Storing all my files locally wasn’t a great idea in case of laptop issues, so my first move was to start storing everything in GitLab. I would push any local changes from my machine to the project repository where they would be stored in the cloud. This gave me some redundancy and protection in case my laptop died, but still wasn’t very automated - I was still copying files manually into AWS.

I then started looking into integrating GitLab and AWS and got to the point that once I had built the HTML locally, I would push it to GitLab and a pipeline job would automatically sync this to S3 using appropriately restricted credentials.

Removing Local Dependency

The above was way better and much quicker, but I still needed a local copy of Hugo for building the HTML before pushing the public files to GitLab. Wouldn’t it be better if that wasn’t the case and I could create a post using just simple markdown as long as I had access to GitLab?
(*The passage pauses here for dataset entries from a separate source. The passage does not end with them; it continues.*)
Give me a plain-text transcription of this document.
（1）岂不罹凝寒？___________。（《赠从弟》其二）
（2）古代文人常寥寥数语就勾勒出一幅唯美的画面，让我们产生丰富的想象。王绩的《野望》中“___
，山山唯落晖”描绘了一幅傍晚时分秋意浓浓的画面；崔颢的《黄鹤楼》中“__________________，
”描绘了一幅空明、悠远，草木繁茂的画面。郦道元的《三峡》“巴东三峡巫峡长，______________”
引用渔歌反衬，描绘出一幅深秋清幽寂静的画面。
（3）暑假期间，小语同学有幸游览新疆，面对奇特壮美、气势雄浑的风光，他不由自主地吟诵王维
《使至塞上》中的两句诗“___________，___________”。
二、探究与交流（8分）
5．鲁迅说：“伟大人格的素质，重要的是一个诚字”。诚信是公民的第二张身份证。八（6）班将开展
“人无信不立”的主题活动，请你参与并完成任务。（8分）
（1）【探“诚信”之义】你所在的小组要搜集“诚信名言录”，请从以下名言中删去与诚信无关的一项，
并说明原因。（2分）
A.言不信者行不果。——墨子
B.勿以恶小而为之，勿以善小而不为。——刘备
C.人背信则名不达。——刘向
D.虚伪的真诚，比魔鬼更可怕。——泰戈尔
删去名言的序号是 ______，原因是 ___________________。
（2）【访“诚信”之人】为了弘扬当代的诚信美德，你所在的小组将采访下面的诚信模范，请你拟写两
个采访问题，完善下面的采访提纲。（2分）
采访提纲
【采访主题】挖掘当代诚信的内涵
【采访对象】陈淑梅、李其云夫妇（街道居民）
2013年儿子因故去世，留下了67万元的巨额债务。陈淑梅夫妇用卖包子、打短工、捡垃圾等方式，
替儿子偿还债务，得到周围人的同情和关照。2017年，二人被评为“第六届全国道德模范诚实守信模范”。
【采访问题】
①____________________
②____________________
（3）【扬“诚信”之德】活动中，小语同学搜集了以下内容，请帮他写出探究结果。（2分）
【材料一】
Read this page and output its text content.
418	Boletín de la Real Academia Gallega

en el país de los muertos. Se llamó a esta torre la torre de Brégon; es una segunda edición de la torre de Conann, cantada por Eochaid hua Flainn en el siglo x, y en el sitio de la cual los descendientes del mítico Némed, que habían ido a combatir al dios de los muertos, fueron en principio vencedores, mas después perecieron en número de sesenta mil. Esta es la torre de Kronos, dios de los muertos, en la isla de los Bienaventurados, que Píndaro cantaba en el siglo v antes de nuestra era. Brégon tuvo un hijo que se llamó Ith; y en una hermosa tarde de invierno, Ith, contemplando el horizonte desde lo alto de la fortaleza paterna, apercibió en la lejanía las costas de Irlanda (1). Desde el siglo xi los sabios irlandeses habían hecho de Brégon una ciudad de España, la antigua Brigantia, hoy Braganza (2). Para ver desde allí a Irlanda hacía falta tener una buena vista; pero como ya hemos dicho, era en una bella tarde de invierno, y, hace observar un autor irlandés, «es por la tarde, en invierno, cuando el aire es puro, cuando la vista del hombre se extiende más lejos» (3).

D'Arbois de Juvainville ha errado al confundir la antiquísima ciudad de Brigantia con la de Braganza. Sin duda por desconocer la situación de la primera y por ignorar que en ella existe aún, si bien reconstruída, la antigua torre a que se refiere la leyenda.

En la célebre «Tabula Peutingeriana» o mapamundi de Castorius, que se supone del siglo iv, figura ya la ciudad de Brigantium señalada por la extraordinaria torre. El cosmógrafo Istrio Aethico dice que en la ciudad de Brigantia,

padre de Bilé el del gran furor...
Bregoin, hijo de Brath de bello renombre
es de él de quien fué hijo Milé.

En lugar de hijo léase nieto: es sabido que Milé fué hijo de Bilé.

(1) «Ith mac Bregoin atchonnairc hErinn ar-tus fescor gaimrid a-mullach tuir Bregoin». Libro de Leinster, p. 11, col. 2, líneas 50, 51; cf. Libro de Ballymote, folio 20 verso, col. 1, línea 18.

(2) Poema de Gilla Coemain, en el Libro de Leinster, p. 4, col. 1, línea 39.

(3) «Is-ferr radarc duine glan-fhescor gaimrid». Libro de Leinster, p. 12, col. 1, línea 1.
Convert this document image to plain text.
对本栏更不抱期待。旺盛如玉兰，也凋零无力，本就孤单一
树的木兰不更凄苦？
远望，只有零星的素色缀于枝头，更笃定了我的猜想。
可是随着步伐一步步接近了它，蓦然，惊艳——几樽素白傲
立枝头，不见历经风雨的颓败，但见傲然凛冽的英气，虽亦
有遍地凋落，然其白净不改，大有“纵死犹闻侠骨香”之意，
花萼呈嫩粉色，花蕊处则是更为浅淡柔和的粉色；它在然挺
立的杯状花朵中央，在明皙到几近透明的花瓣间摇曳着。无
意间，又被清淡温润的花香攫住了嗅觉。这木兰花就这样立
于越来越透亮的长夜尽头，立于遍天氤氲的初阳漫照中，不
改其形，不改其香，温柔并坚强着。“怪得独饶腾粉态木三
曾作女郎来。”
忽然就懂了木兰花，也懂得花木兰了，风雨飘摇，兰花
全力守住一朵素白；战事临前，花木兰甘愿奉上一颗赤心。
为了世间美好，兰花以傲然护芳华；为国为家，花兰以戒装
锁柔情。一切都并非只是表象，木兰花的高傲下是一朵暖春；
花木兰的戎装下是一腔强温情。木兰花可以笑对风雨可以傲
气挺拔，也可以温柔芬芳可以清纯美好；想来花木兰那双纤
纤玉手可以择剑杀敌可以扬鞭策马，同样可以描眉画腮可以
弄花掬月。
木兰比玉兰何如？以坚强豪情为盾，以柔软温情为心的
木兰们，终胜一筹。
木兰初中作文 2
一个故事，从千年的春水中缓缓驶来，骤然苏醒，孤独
Yes - and that’s exactly what I did.

Now once I commit and push a new post to GitLab, the “runner” (we will come to that) will run a Hugo docker image with a specific command, build the static HTML, output the public HTML as “artifacts” and then sync these to S3 - creating any new files necessary and deleting any I may have chosen to remove.

The Nitty Gritty

Now we’ve covered the high-level approach, let’s have a little look under the hood to see how I am achieving all this wizardry! We will work back from the final piece - the website on AWS - and go through each of the main steps and considerations.

The AWS Website

The actual website files are hosted out of an AWS S3 bucket that is publicly visible. If you’ve got a simple static HTML website, then S3 is a great option for hosting it with high levels of scalability (not that I really need that yet) and data durability.

Static S3 Website

If I wasn’t fussed about using HTTPS and my own TLS certificate, then I could have just switched on “static website hosting” and stopped there (after a DNS CNAME record anyway).

Website Hosting on S3

Of course I did want to use HTTPS (and with a certificate issued under my own domain name), so I chose to use AWS’ CloudFront CDN to front everything. You may also notice in the screenshot above some “Redirection rules” - these are just taking some of the old URLs (from my old WordPress hosting) and rewriting them to the new URLs - just to cover any old cached content on Google for an interim period.

CloudFront CDN

CloudFront is AWS’ global CDN that allows you to get your content closer to your users. Whilst I’d love to be concerned about performance for my readers located on far reaching continents of the planet, this is unfortunately probably not much of an issue for my little old site! However, CloudFront also allows me to front the website with my own HTTPS certificate and then forward the requests on to the backend S3 buckets.

A CloudFront deployment is known as a “distribution” and there are a myriad of settings. My setup is pretty straightforward and I won’t get into the details too much. The basic idea is you provide it with your “origin” (where the actual site data is coming from) and a bunch of other specific settings (such as caching options, certificate details, TLS settings) and CloudFront will “do its thing” to cache your content and serve it speedily to end users at an edge location closest to them.

A point to note on the origin setting - this could be an AWS resource from a dropdown list (such as an existing S3 bucket or an elastic load balancer entry), or it could be any other public FQDN that is directly accessible over the Internet. When I originally set this up, I tried using the S3 bucket option from the dropdown, however I had problems related to the index page that was served up. Under the S3 website settings earlier, you may have spotted an “index document” setting. This setting means that if I request /posts/thispostname/ it would automatically serve up /posts/thispostname/index.html instead.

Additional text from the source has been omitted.